In recent decades there has been a dramatic rise in the incidence of esophageal adenocarcinoma (EAC) in the developed world. Over approximately the same period there has also been an increase in the prevalence of obesity. Obesity, especially visceral obesity, is an important independent risk factor for the development of gastro-esophageal reflux disease, Barrett’s esophagus and EAC. Although the simplest explanation is that this mediated by the mechanical effects of abdominal obesity promoting gastro-esophageal reflux, the epidemiological data suggest that the EAC-promoting effects are independent of reflux. Several, not mutually exclusive, mechanisms have been implicated, which may have different effects at various points along the reflux-Barrett’s-cancer pathway. These mechanisms include a reduction in the prevalence of Helicobacter pylori infection enhancing gastric acidity and possibly appetite by increasing gastric ghrelin secretion, induction of both low-grade systemic inflammation by factors secreted by adipose tissue and the metabolic syndrome with insulin-resistance. Obesity is associated with enhanced secretion of leptin and decreased secretion of adiponectin from adipose tissue and both increased leptin and decreased adiponectin have been shown to be independent risk factors for progression to EAC. Leptin and adiponectin have a set of mutually antagonistic actions on Barrett’s cells which appear to influence the progression of malignant behaviour. At present no drugs are of proven benefit to prevent obesity associated EAC. Roux-en-Y reconstruction is the preferred bariatric surgical option for weight loss in patients with reflux. Statins and aspirin may have chemopreventative effects and are indicated for their circulatory benefits.

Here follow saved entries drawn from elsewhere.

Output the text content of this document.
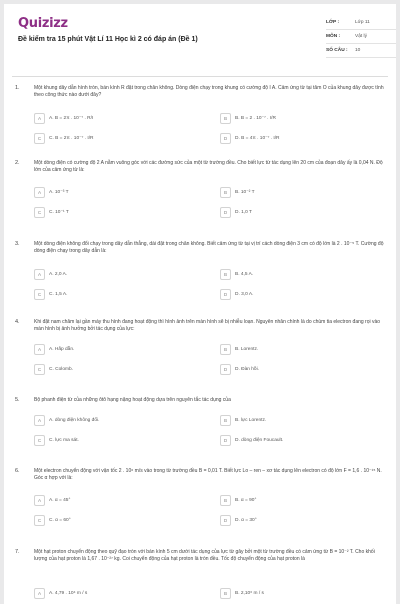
Quizizz
Đề kiểm tra 15 phút Vật Lí 11 Học kì 2 có đáp án (Đề 1)
LỚP :	Lớp 11
MÔN :	Vật lý
SỐ CÂU :	10
1.	Một khung dây dẫn hình tròn, bán kính R đặt trong chân không. Dòng điện chạy trong khung có cường độ I A. Cảm ứng từ tại tâm O của khung dây được tính theo công thức nào dưới đây?
A	A. B = 2π . 10⁻⁷ . R/I	B	B. B = 2 . 10⁻⁷ . I/R
C	C. B = 2π . 10⁻⁷ . I/R	D	D. B = 4π . 10⁻⁷ . I/R
2.	Một dòng điện có cường độ 2 A nằm vuông góc với các đường sức của một từ trường đều. Cho biết lực từ tác dụng lên 20 cm của đoạn dây ấy là 0,04 N. Độ lớn của cảm ứng từ là:
A	A. 10⁻³ T	B	B. 10⁻² T
C	C. 10⁻¹ T	D	D. 1,0 T
3.	Một dòng điện không đổi chạy trong dây dẫn thẳng, dài đặt trong chân không. Biết cảm ứng từ tại vị trí cách dòng điện 3 cm có độ lớn là 2 . 10⁻⁵ T. Cường độ dòng điện chạy trong dây dẫn là:
A	A. 2,0 A.	B	B. 4,5 A.
C	C. 1,5 A.	D	D. 3,0 A.
4.	Khi đặt nam châm lại gần máy thu hình đang hoạt động thì hình ảnh trên màn hình sẽ bị nhiễu loạn. Nguyên nhân chính là do chùm tia electron đang rọi vào màn hình bị ảnh hưởng bởi tác dụng của lực:
A	A. Hấp dẫn.	B	B. Lorentz.
C	C. Colomb.	D	D. Đàn hồi.
5.	Bộ phanh điện từ của những ôtô hạng nặng hoạt động dựa trên nguyên tắc tác dụng của
A	A. dòng điện không đổi.	B	B. lực Lorentz.
C	C. lực ma sát.	D	D. dòng điện Foucault.
6.	Một electron chuyển động với vận tốc 2 . 10⁶ m/s vào trong từ trường đều B = 0,01 T. Biết lực Lo – ren – xơ tác dụng lên electron có độ lớn F = 1,6 . 10⁻¹⁵ N. Góc α hợp với là:
A	A. α = 45°	B	B. α = 90°
C	C. α = 60°	D	D. α = 30°
7.	Một hạt proton chuyển động theo quỹ đạo tròn với bán kính 5 cm dưới tác dụng của lực từ gây bởi một từ trường đều có cảm ứng từ B = 10⁻² T. Cho khối lượng của hạt proton là 1,67 . 10⁻²⁷ kg. Coi chuyển động của hạt proton là tròn đều. Tốc độ chuyển động của hạt proton là
A	A. 4,79 . 10⁴ m / s	B	B. 2,10⁶ m / s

Keywords: Adipose; Body mass index; Reflux; Barrett’s esophagus

Core tip: Excess adipose tissue, particularly visceral obesity, is an important risk factor for esophageal adenocarcinoma (EAC). The mechanisms involve both the promotion of gastro-esophageal reflux and reflux-independent mechanisms. Abnormal secretion of the adipokines leptin and adiponectin from adipose tissue in obesity may promote the development of EAC. Increased leptin levels are an independent risk factor for EAC and leptin enhances proliferation and invasion and inhibits apoptosis in Barrett’s cell lines. Relative adiponectin deficiency is an independent risk factor for EAC and adiponectin blocks the cancer promoting effects of leptin in experimental models. Obesity may influence EAC development via adipokine secretion.